J Korean Med Sci.  2023 Mar;38(12):e92. 10.3346/jkms.2023.38.e92.

Impact of COVID-19 on Out-of-Hospital Cardiac Arrest in Korea

Affiliations
  • 1119 EMS Division, National Fire Agency 119, Sejong, Korea
  • 2Department of Emergency Medicine, Seoul National University Hospital, Seoul, Korea
  • 3Laboratory of Emergency Medical Services, Seoul National University Hospital Biomedical Research Institute, Seoul, Korea

Abstract

Background
Coronavirus disease 2019 (COVID-19) is a global public health crisis that has had a significant impact on emergency medical services (EMS). Several studies have reported an increase in the incidence of out-of-hospital cardiac arrest (OHCA) and a decreased survival due to COVID-19, which has been limited to a short period or has been reported in some regions. This study aimed to investigate the effect of COVID-19 on OHCA patients using a nationwide database.
Methods
We included adult OHCA patients treated by EMS providers from January 19, 2019 to January 20, 2021. The years before and after the first confirmed case in Korea were set as the non-COVID-19 and COVID-19 periods, respectively. The main exposure of interest was the COVID-19 period, and the primary outcome was prehospital return of spontaneous circulation (ROSC). Other OHCA variables were compared before and after the COVID-19 pandemic and analyzed. We performed a multivariable logistic regression analysis to understand the independent effect of the COVID-19 period on prehospital ROSC.
Results
The final analysis included 51,921 eligible patients, including 25,355 (48.8%) during the non-COVID-19 period and 26,566 (51.2%) during the COVID-19 period. Prehospital ROSC deteriorated during the COVID-19 period (10.2% vs. 11.1%, P = 0.001). In the main analysis, the adjusted odds ratios (AORs) for prehospital ROSC showed no significant differences between the COVID-19 and non-COVID-19 periods (AOR [95% confidence interval], 1.02 [0.96–1.09]).
Conclusion
This study found that the proportion of prehospital ROSC was lower during the COVID-19 period than during the non-COVID-19 period; however, there was no statistical significance when adjusting for potential confounders. Continuous efforts are needed to restore the broken chain of survival in the prehospital phase and increase the survival rate of OHCA patients.

Keyword

Out-of-Hospital Cardiac Arrest; Cardiopulmonary Resuscitation; COVID-19; Emergency Medical Services; Return of Spontaneous Circulation

Figure

  • Fig. 1 Diagram of study participants.OHCA = out-of-hospital cardiac arrest, EMS = emergency medical service, COVID-19 = coronavirus disease 2019.

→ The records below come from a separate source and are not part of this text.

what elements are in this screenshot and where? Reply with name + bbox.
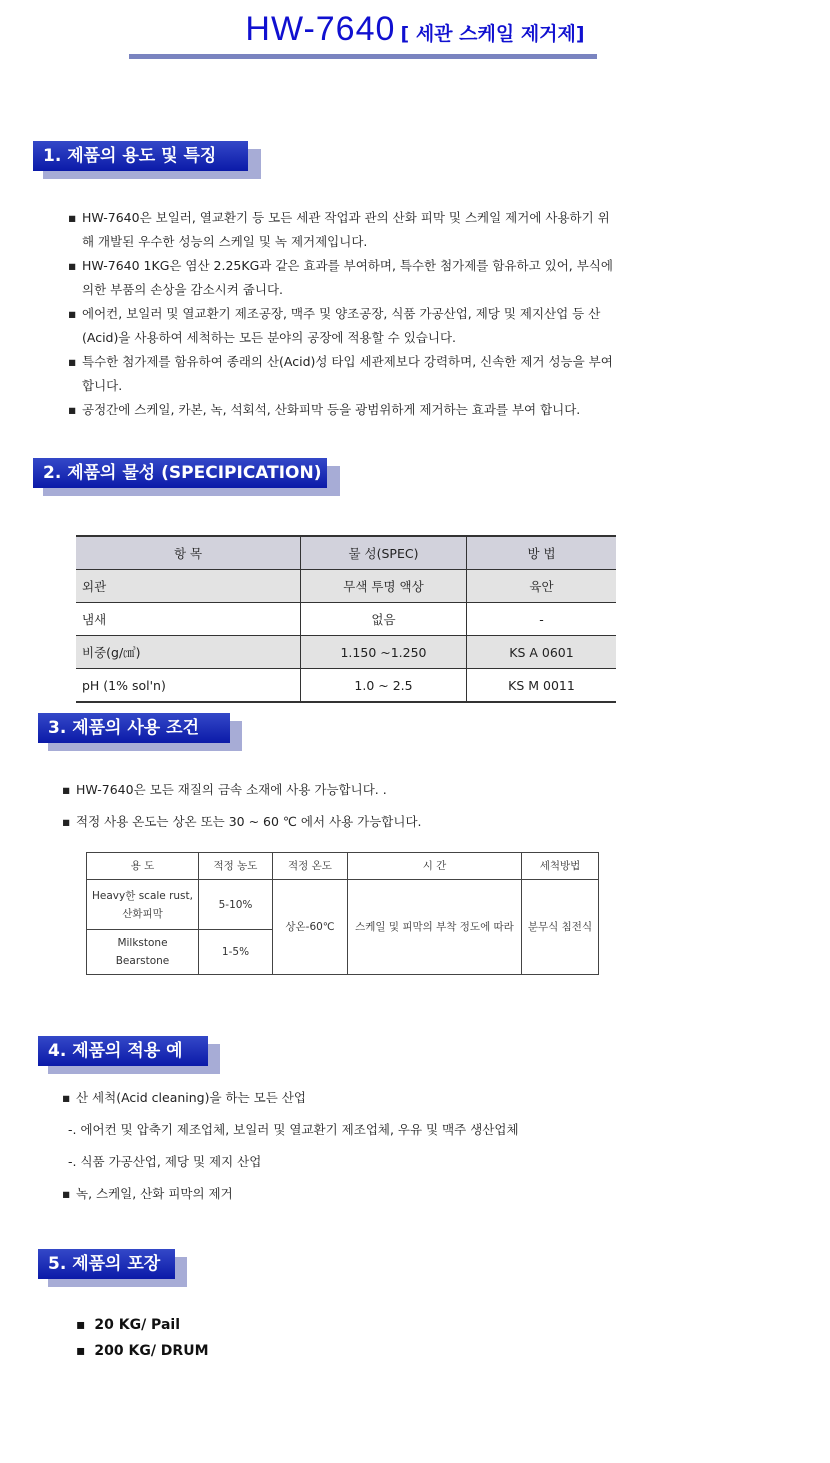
- product-subtitle: [ 세관 스케일 제거제]: [400, 23, 585, 45]
- concentration-cell: 1-5%: [199, 930, 273, 975]
- usage-cell: Heavy한 scale rust, 산화피막: [87, 880, 199, 930]
- bullet-icon: ▪: [62, 814, 71, 829]
- concentration-cell: 5-10%: [199, 880, 273, 930]
- table-row: [87, 880, 599, 930]
- page-title: [0, 10, 830, 49]
- list-item: ▪ 200 KG/ DRUM: [76, 1343, 209, 1359]
- section-5-title: 5. 제품의 포장: [38, 1249, 175, 1279]
- usage-cell: Milkstone Bearstone: [87, 930, 199, 975]
- table-header-row: [76, 536, 616, 570]
- table-row: 외관 무색 투명 액상 육안: [76, 570, 616, 603]
- bullet-icon: ▪: [62, 1186, 71, 1201]
- usage-condition-table: [86, 852, 599, 975]
- section-1-title: 1. 제품의 용도 및 특징: [33, 141, 248, 171]
- temperature-cell: 상온-60℃: [273, 880, 348, 975]
- method-cell: 분무식 침전식: [522, 880, 599, 975]
- list-item: -. 식품 가공산업, 제당 및 제지 산업: [68, 1154, 262, 1169]
- bullet-icon: ▪: [68, 210, 77, 225]
- bullet-icon: ▪: [68, 258, 77, 273]
- table-header: 적정 온도: [273, 853, 348, 880]
- bullet-icon: ▪: [62, 782, 71, 797]
- table-header: 물 성(SPEC): [301, 536, 467, 570]
- list-item: ▪ 20 KG/ Pail: [76, 1317, 180, 1333]
- section-4-title: 4. 제품의 적용 예: [38, 1036, 208, 1066]
- table-row: 비중(g/㎤) 1.150 ~1.250 KS A 0601: [76, 636, 616, 669]
- bullet-icon: ▪: [68, 306, 77, 321]
- product-code: HW-7640: [245, 10, 396, 48]
- table-row: 냄새 없음 -: [76, 603, 616, 636]
- table-header: 용 도: [87, 853, 199, 880]
- table-header-row: [87, 853, 599, 880]
- bullet-icon: ▪: [68, 354, 77, 369]
- section-2-title: 2. 제품의 물성 (SPECIPICATION): [33, 458, 327, 488]
- spec-table: [76, 535, 616, 703]
- bullet-icon: ▪: [76, 1317, 86, 1333]
- table-row: pH (1% sol'n) 1.0 ~ 2.5 KS M 0011: [76, 669, 616, 703]
- time-cell: 스케일 및 피막의 부착 정도에 따라: [348, 880, 522, 975]
- bullet-icon: ▪: [76, 1343, 86, 1359]
- table-header: 적정 농도: [199, 853, 273, 880]
- section-3-title: 3. 제품의 사용 조건: [38, 713, 230, 743]
- title-underline: [129, 54, 597, 59]
- table-header: 항 목: [76, 536, 301, 570]
- table-header: 방 법: [467, 536, 617, 570]
- list-item: -. 에어컨 및 압축기 제조업체, 보일러 및 열교환기 제조업체, 우유 및 맥주 생산업체: [68, 1122, 519, 1137]
- bullet-icon: ▪: [68, 402, 77, 417]
- table-header: 세척방법: [522, 853, 599, 880]
- bullet-icon: ▪: [62, 1090, 71, 1105]
- table-header: 시 간: [348, 853, 522, 880]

  • Fig. 2 Monthly number of confirmed COVID-19 cases and the implementation rate of MCPR & ETI from 2020 to 2021.MCPR = mechanical cardiopulmonary resuscitation, ETI = endotracheal intubation, COVID-19 = coronavirus disease 2019.

  • Fig. 3 The number of COVID-19 confirmed cases and the proportion of out-of-hospital cardiac arrest patients with prehospital ROSC by large-scale outbreak period.COVID-19 = coronavirus disease 2019, ROSC = return of spontaneous circulation, WHO = World Health Organization.